Что касается стиля, то его, поклонника Флобера, Пруста, Симона, взыскующего спасения своего мира красотой языка (часто его проза подспудно организована метрически, в ней прослушивается что-то вроде александрийского стиха), по первым же романам прозвали «китайцем» — за формализм и маньеризм, сдобренные к тому же пародией или хотя бы дистанцированностью. Он, как сам с охотой признается, фанатичный любитель, коллекционер и фанатик редких, очень и очень редких слов, остается к тому же неисправимым перфекционистом: после окончания каждого романа внимательно его перечитывает — и переписывает («из-за боязни показаться слащавым мне постоянно мерещатся общие места»), после чего перечитывает вновь и т. д. В первых романах накапливалось до десяти «промежуточных состояний» текста, с годами Лорран стал укладываться в три-четыре, но варианты эти остаются весьма разнящимися друг от друга, так, к примеру, первая версия «В конце» состояла, по его словам, из одного-единственного предложения.
Это, конечно же, не просто вылазка формалиста на территорию личных чувств. Фраза становится все более длинной в небезнадежной попытке полнее уловить мир, извилистой — чтобы лучше подстроиться под его изгибы. Это отнюдь не стена или перепонка между живым, смятенным или даже мятущимся автором и жизнью, а паутина фраз, в которую он пытается поймать, залучить вещи, чтобы через них на жизнь выйти. И насилие над подругой, этот предельный, смыкающий эрос и танатос жест, становится катарсическим жестом смахивания этой паутины — рефлексивной, поскольку со смертью бабушки он сам оказался барахтающимся в ее липких кольцах. Здесь психоаналитически уместно напомнить, что, по признанию Лоррана, книгу он начал писать с описания первого оргазма — отнюдь, опять же по его признанию, не вымышленного…
Мари НДьяй родилась в 1967 году, ее мать — француженка, а отец — сенегалец. Изучала лингвистику в Сорбонне, писать начала в 12 лет, первый роман вышел в 1985 году. Сама она так объясняет свою тягу к писательству: «Я надеялась, что письмо спасет меня от обыденности реальной жизни, каковая представлялась мне ужасной». В ранних текстах использовала сложную повествовательную технику, в которой сказывалось влияние Пруста, «нового романа» и африканских сказаний (так, например, «Классическая комедия» — текст 1987 года, вышедший в издательстве П.О.Л. — состоит из одной фразы в духе Жоржа Перека). Она любит сталкивать точки зрения различных персонажей, любит остранять ситуацию вмешательством фантастики, отчасти африканской, чаще упрощенной кафкианской (например, в смакующем быт нормандской «глубинки» романе «Погода по сезону»). В 2001 году за «Рози Карп» — первый ее роман, если не считать «Хильды», обошедшийся без вмешательства сверхъестественного — Мари НДьяй получила премию «Фемина».

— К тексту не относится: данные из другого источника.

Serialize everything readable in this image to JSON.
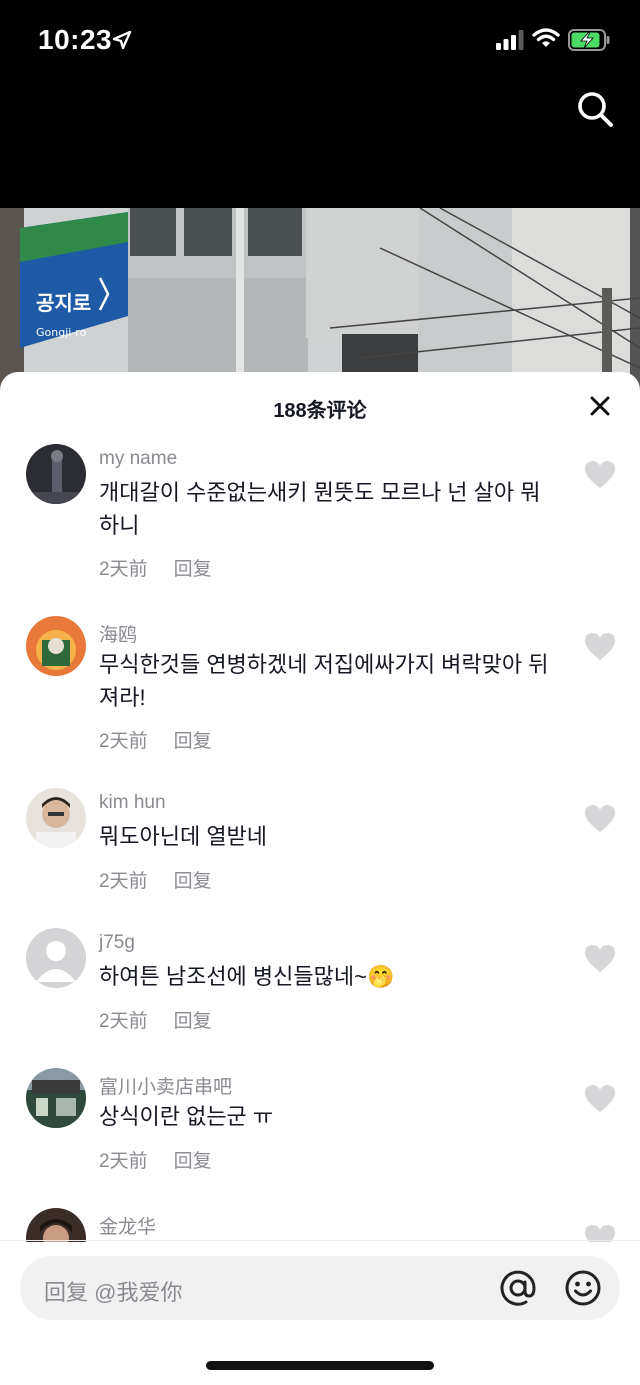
{
  "status_bar": {
    "time": "10:23"
  },
  "sign": {
    "name_ko": "공지로",
    "name_en": "Gongji-ro"
  },
  "sheet": {
    "title": "188条评论"
  },
  "comments": [
    {
      "name": "my name",
      "text": "개대갈이 수준없는새키  뭔뜻도 모르나 넌 살아 뭐하니",
      "time": "2天前",
      "reply": "回复"
    },
    {
      "name": "海鸥",
      "text": "무식한것들 연병하겠네 저집에싸가지 벼락맞아 뒤져라!",
      "time": "2天前",
      "reply": "回复"
    },
    {
      "name": "kim hun",
      "text": "뭐도아닌데 열받네",
      "time": "2天前",
      "reply": "回复"
    },
    {
      "name": "j75g",
      "text": "하여튼 남조선에 병신들많네~",
      "emoji": "🤭",
      "time": "2天前",
      "reply": "回复"
    },
    {
      "name": "富川小卖店串吧",
      "text": "상식이란 없는군 ㅠ",
      "time": "2天前",
      "reply": "回复"
    },
    {
      "name": "金龙华"
    }
  ],
  "input": {
    "placeholder": "回复 @我爱你"
  },
  "icons": {
    "location": "location-arrow-icon",
    "signal": "cellular-signal-icon",
    "wifi": "wifi-icon",
    "battery": "battery-charging-icon",
    "search": "search-icon",
    "close": "close-icon",
    "like": "heart-icon",
    "mention": "at-icon",
    "emoji": "emoji-icon"
  },
  "colors": {
    "battery": "#4cd964",
    "meta_text": "#8a8b91",
    "heart": "#d6d6d8"
  }
}
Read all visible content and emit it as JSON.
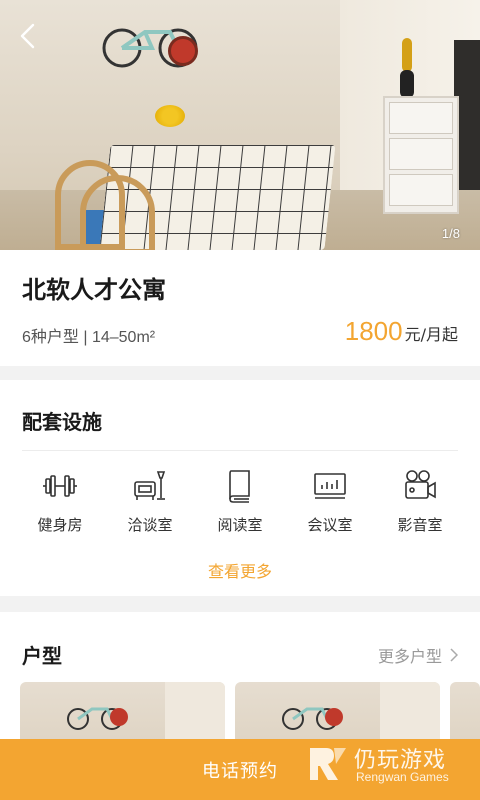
{
  "hero": {
    "image_counter": "1/8"
  },
  "listing": {
    "title": "北软人才公寓",
    "meta": "6种户型 | 14–50m²",
    "price": "1800",
    "price_unit": "元/月起"
  },
  "facilities": {
    "title": "配套设施",
    "items": [
      {
        "label": "健身房",
        "icon": "dumbbell-icon"
      },
      {
        "label": "洽谈室",
        "icon": "sofa-lamp-icon"
      },
      {
        "label": "阅读室",
        "icon": "book-icon"
      },
      {
        "label": "会议室",
        "icon": "presentation-board-icon"
      },
      {
        "label": "影音室",
        "icon": "movie-camera-icon"
      }
    ],
    "more_label": "查看更多"
  },
  "room_types": {
    "title": "户型",
    "more_label": "更多户型"
  },
  "bottom_bar": {
    "call_label": "电话预约"
  },
  "watermark": {
    "cn": "仍玩游戏",
    "en": "Rengwan Games"
  },
  "colors": {
    "accent": "#f3a531",
    "background": "#f2f2f2"
  }
}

Включение «Хильды» в настоящую книгу может показаться необоснованным: этот диалог, конечно же, трудно вывести из-под жанрового ярлыка драматургии и отнести к повествовательной прозе, но именно так с этим текстом и произошло при издании: первоначально, в 1999 году, он был помечен как роман и только с выходом второго опыта НДьяй в том же жанре («Папа должен кушать», 2003, поставлен в «Комеди Франсез») перекочевал в издательском каталоге в раздел «Театр».
«Начиная обдумывать сюжет „Хильды“, я не подозревала, что это будет театральная пьеса. Я думала о коротком романе или новелле, тоже привычной мне форме, к которой я уже прибегала и в которой смогла бы выразить странное обольщение, каковым обладало в моих глазах это имя, даже то колдовство, которое чуть ли не настигало меня, когда я произносила эти два слога: Хильда. Я должна была найти голос, лицо, способные представить для меня это непонятное очарование и способные также меня от него разгрузить — как козел, обремененный наваждениями и несчастьями своих хозяев, посланный искупителем во отпущение в пустыню. Мадам Лемаршан и была этим животным, моим козлом отпущения, уносящим Хильду с миссией передать что-то от этого едва выразимого очарования и придать этим шести буквам тело, лицо, личность, которые узаконили бы те чары, в которые они меня погружали», — говорит Мари в интервью журналу «Лир».